An answer to existing CM slowness
In 2011 the Infrastructure as Code landscape is dominated by Puppet and Chef, both based on Ruby models and periodic polling architectures. Thomas S. Hatch, a system administrator, needed a tool with a specific property: speed in executing parallel commands on hundreds of servers simultaneously.
From this need comes Salt (originally Salt Stack), a Python Open Source project whose first public commit is in February 2011. In the following months releases 0.8-0.9 (summer-autumn 2011) consolidate core functionality. Apache 2.0 licence.
The architecture
Salt adopts a master/minion model similar to Puppet, but with substantial differences:
- ZeroMQ transport — high-performance pub/sub pattern, instead of the Puppet model’s HTTP/REST. Asynchronous commands, streaming-aggregated responses
- Minion persistent connection — each minion maintains a TCP connection with the master, eliminating handshake overhead
- Broadcast — the master can emit a command to all minions simultaneously with sub-second latency
- Grains (analogous to Puppet’s Facter) — minion introspection system, used for command targeting
- Pillars — separate data store for secrets and per-host configurations
Practical result: running salt '*' cmd.run 'uptime' across 1000 nodes takes seconds, not minutes.

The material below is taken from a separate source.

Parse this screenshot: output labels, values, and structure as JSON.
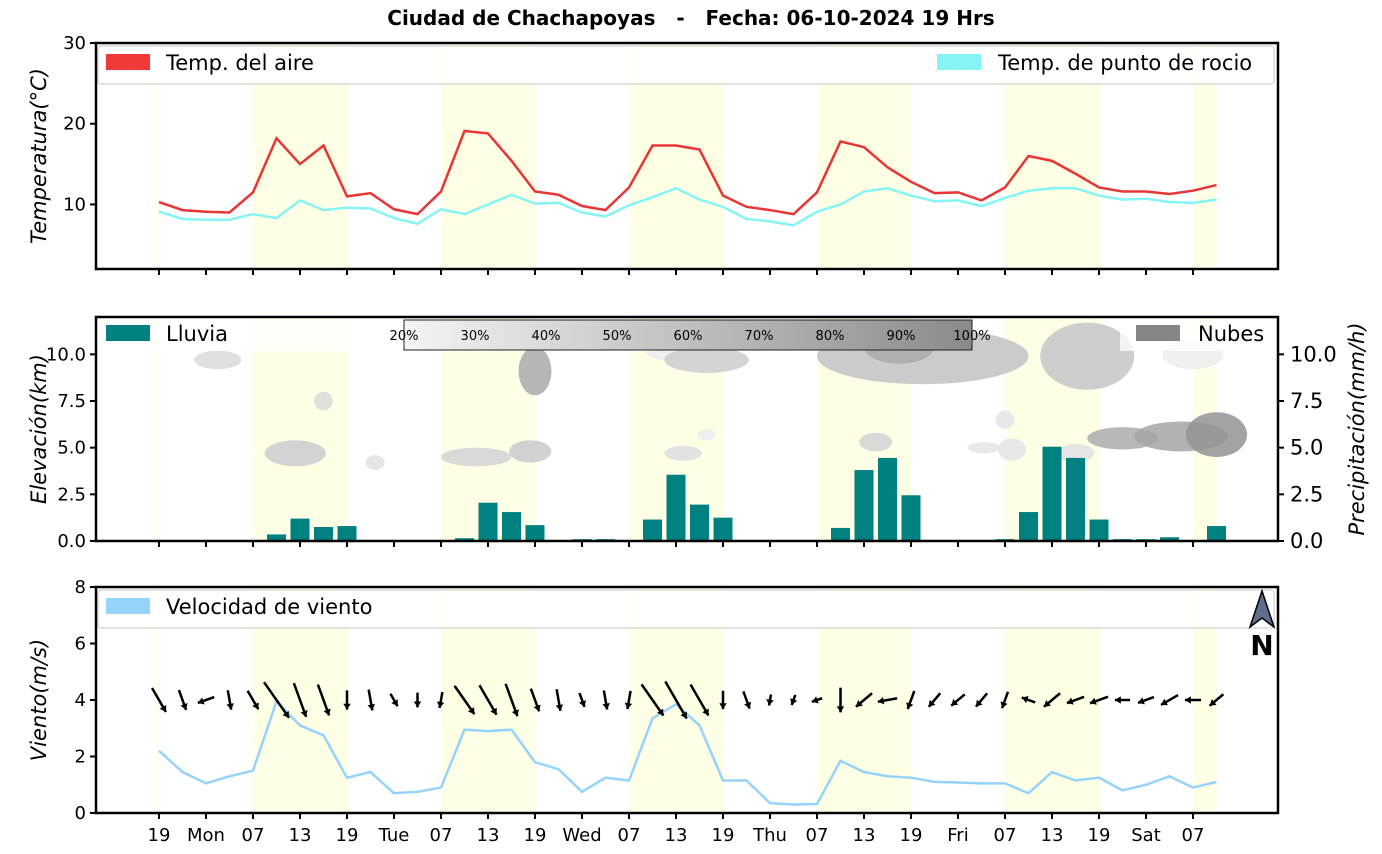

Two paradigms: execution modules and states
Salt exposes two complementary modes:
Execution modules — imperative
Ad-hoc commands run on target minions via CLI salt:
salt 'web*' pkg.install nginx
salt 'web*' service.restart nginx
salt '*' cmd.run 'uptime'
Hundreds of modules (pkg, service, file, cmd, user, network, mysql, postgres, apache, selinux, grains, …) cover common operational tasks.
States — declarative
Desired configuration described in YAML/Jinja2 files (.sls — SaLt State):
nginx:
pkg.installed: []
service.running:
- enable: True
- require:
- pkg: nginx
/etc/nginx/nginx.conf:
file.managed:
- source: salt://nginx/nginx.conf
- require:
- pkg: nginx
- watch_in:
- service: nginx
States are analogous to Puppet manifests or Chef cookbooks, but with YAML syntax instead of custom DSL. The advantage: familiarity for many sysadmins already used to YAML files.
Orchestration
Salt introduces the concept of orchestration: states coordinating actions across multiple minions in sequence, useful for complex deployments (e.g. rolling updates with load balancer, database migration with failover). Orchestration is written as states on the master, not on minions, and uses the salt.state module to invoke remote executions.
Comparison with Puppet and Chef
Salt vs. Puppet:
- Puppet: Ruby, periodic polling, custom DSL
- Salt: Python, push/pub-sub, YAML
Salt vs. Chef:
- Chef: Ruby, pull model, client/server
- Salt: Python, push/pub-sub
Salt vs. Ansible (Ansible releases in February 2012):
- Ansible: Python, agentless over SSH
- Salt: dedicated agent, faster at scale but more intrusive
Each tool has trade-offs: Salt wins in scalability and immediacy of ad-hoc operations; loses to Ansible on setup simplicity (no target installation).
The company
Thomas Hatch is setting up a company dedicated to commercial Salt development with an open-core model: Open Source core + enterprise edition with GUI, reporting and compliance.
Adoption
Salt rapidly attracts adoption in contexts with strong scale needs:
- LinkedIn — internal infrastructure management
- Apple — some operational infrastructures
- Cisco — network automation
- VMware itself (before acquisition) — some divisions
- European hosting providers — managing massive VM fleets
In the Italian context
As of 2011 Salt has just been born; Italian adoption is experimental. It is likely to find space in hosting providers, telcos and universities with HPC clusters in the coming years.
Puppet and Chef remain more widespread overall; Salt aims to carve niches where execution speed matters.
References: Salt (SaltStack), Thomas S. Hatch, first commit February 2011. Apache 2.0 licence. ZeroMQ transport. Grain/Pillar system.